Identification of a 52-kDa molecule (p52) coprecipitated with the Ig receptor-related MB-1 protein that is inducibly phosphorylated by the stimulation with phorbol myristate acetate.

Triggering of the Ig receptor (IgR) induces the activation in multiple intracellular signal transduction reactions including protein tyrosine phosphorylation, activation of phospholipase C, increased inositoltriphosphate, increased diacylglycerol, intracellular Ca2+ mobilization, and activation of protein kinase C. The IgR-complex, composed of mu-chain, L chain, Ig-alpha (MB-1), and Ig-beta (B29) proteins, is a functional unit both for expression of IgR and for signal transduction into cells, possibly by physical association with the down-stream functional molecules. An important functional motif ((D or E)-X7-(D or E)-Y-X3-L-X7-Y-X2-(L or I)) in the cytoplasmic domain of MB-1 molecule was shown to bind with several phosphoprotein components including src-type tyrosine kinases and phosphatidylinositol-3 kinase. To further study the functional components, we analyzed the phosphoprotein molecules coprecipitated with MB-1 protein. We found that a 52-kDa protein is coprecipitated with MB-1 protein and is inducibly phosphorylated by the stimulation with PMA. A rat mAb, prepared by immunizing the 52-kDa protein purified from SDS-PAGE, could detect the similar 52-kDa phosphoprotein (p52) expressed on the cell surface.
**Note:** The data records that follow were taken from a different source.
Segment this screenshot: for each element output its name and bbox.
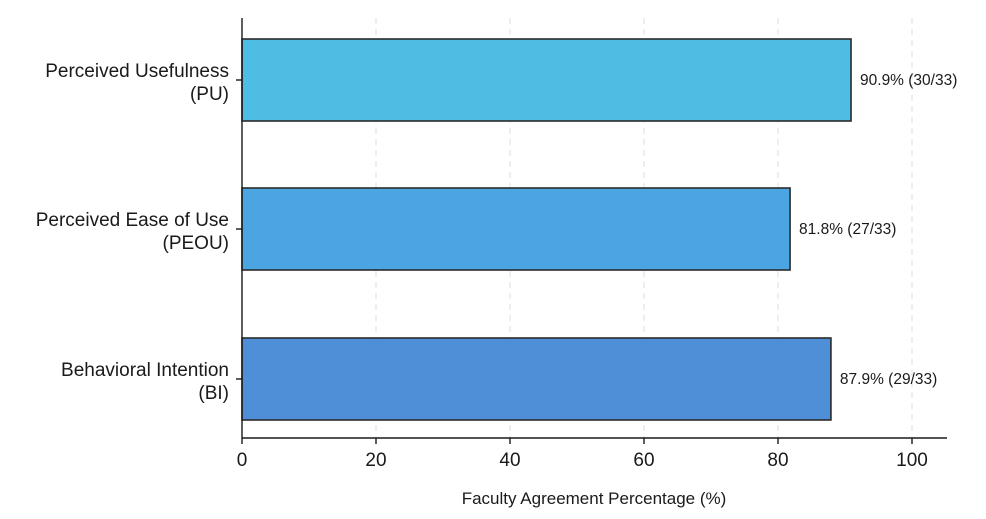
data-label: 90.9% (30/33) [860,72,957,89]
x-tick-label: 0 [237,450,248,471]
x-ticks: 0 20 40 60 80 100 [237,438,928,471]
bar [241,337,832,421]
x-tick-label: 40 [499,450,520,471]
bar [241,187,791,271]
x-tick-label: 80 [767,450,788,471]
x-tick-label: 60 [633,450,654,471]
category-label-line: (PU) [190,84,229,105]
category-labels: Perceived Usefulness (PU) Perceived Ease o… [36,61,229,404]
data-label: 87.9% (29/33) [840,371,937,388]
x-tick-label: 100 [896,450,928,471]
category-label-line: (BI) [198,383,229,404]
bars [241,38,852,421]
category-label-line: (PEOU) [163,233,230,254]
data-labels: 90.9% (30/33) 81.8% (27/33) 87.9% (29/33) [799,72,957,388]
bar [241,38,852,122]
axes [236,18,947,439]
x-axis-title: Faculty Agreement Percentage (%) [462,489,727,508]
category-label-line: Perceived Usefulness [45,61,229,82]
category-label-line: Perceived Ease of Use [36,210,229,231]
category-label: Perceived Usefulness (PU) [45,61,229,105]
category-label: Perceived Ease of Use (PEOU) [36,210,229,254]
data-label: 81.8% (27/33) [799,221,896,238]
x-tick-label: 20 [365,450,386,471]
category-label-line: Behavioral Intention [61,360,229,381]
category-label: Behavioral Intention (BI) [61,360,229,404]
In comparison with the 52-kDa protein in the immunoprecipitate of MB-1, the p52 migrated to the same position on 2-D gel electrophoresis (nonequilibrium pH gradient gel electrophoresis/SDS-PAGE). An in vitro kinase reaction analysis demonstrated that the p52 is tightly associated with the tyrosine kinase molecule(s), one of which is an 80-kDa protein containing an apparent autophosphorylation activity. These molecules would provide the informations of the down-stream molecules in the cascade reactions of the IgR-mediated signal transduction.